Saturday, July 18, 2020

223. "HAPPY DAYS" and "ACT WITHOUT WORDS." From my (unpublished) ENCYCLOPEDIA OF THE NEW YORK STAGE, 1970-1975

Hume Cronyn, Jessica Tandy.
HAPPY DAYS and ACT WITHOUT WORDS [Dramatic Revivals] A: Samuel Beckett; D: Alan Schneider; S: Douglas W. Schmidt; C: Sara Brook; L: John Gleason; P: Repertory Theatre of Lincoln Center; T: Forum Theatre (OB); 11/20/72-12/17/72 (16)

Jessica Tandy.
These short Beckett works were staged as part of a Beckett festival at the Forum, when that lovely theatre (now the Mitzi E. Newhouse Theatre) was threatened with destruction to make it over into a movie theatre/museum. The conversion never took place, largely because of the public outcry. The plays were smoothly staged there by Alan Schneider, then America’s foremost Beckett director. They seemed, under the circumstances, a fitting tribute to man’s indomitable will to survive in the face of life’s brutal realities.

The minimalist character of Beckett’s dramaturgy, as well as his power to convey great truths in a devastatingly understated way, was highly regarded by the critics. John Simon expostulated that Beckett’s “is a drama reduced beyond the absurd to the molecular structure of our condition, to atoms of suffering and laughter. Beckettian man is laughing through his cursing and weeping; cursing God, bewailing his birth, laughing at himself.”

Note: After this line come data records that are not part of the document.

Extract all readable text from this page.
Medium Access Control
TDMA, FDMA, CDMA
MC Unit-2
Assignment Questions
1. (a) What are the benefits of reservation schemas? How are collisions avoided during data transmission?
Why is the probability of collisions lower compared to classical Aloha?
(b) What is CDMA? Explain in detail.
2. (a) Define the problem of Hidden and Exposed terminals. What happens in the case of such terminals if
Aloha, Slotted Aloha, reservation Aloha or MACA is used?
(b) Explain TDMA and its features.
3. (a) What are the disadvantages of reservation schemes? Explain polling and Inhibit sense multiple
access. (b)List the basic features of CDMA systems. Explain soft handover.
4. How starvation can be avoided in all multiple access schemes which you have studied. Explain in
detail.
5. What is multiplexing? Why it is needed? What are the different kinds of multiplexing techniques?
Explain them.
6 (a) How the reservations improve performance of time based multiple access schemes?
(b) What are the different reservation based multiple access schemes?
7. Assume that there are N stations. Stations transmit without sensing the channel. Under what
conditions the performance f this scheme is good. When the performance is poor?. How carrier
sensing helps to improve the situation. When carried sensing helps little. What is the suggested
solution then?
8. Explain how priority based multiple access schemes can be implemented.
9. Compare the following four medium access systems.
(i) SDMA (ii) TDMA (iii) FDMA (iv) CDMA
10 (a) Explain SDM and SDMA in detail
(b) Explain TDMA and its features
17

“Happy Days” was first seen locally in 1965 at the Cherry Lane Theatre. It quickly become a lodestone for leading character actresses seeking a challenging role. Winnie (Jessica Tandy) is an aging lady buried up to her waist (and, later, her neck) in a mound of sand. The image is of death creeping up on her as she blithely speaks on and on, surrounded by her few necessities and a similarly failing, flailing old husband, Willie (Hume Cronyn, Tandy’s real-life spouse).
Hume Cronyn.
Winnie is intended for a tour de force performer. The critics took pains to compare Tandy to her predecessors in the role. They showed great respect for her work, although several spoke of an uncomfortable stridency in her pitch. Hers was not, perhaps, the definitive interpretation but it was masterful nonetheless, “lean with the frustrations of memory,” said Clive Barnes. She made Winnie “a gentle woman with a lightness of touch, sensibility, gallantry, and a clear, fluty voice that barely covers panic.”

The second piece, “Act without Words,” was a 10-minute, one-man pantomime for Hume Cronyn in which, dressed in a white suit, a man grapples valiantly with a frustrating series of blows, kicks, and deprivations from powers outside himself until he seems to lie on death’s doorstep. Cronyn’s agility was applauded, but the piece failed to maintain continued interest. Cronyn also acted "Krapp's Last Tape" during the Beckett festival.

Tandy won a Drama Desk Award for Outstanding Performance, which included her work in Beckett’s “Not I” on the bill with "Krapp's Last Tape."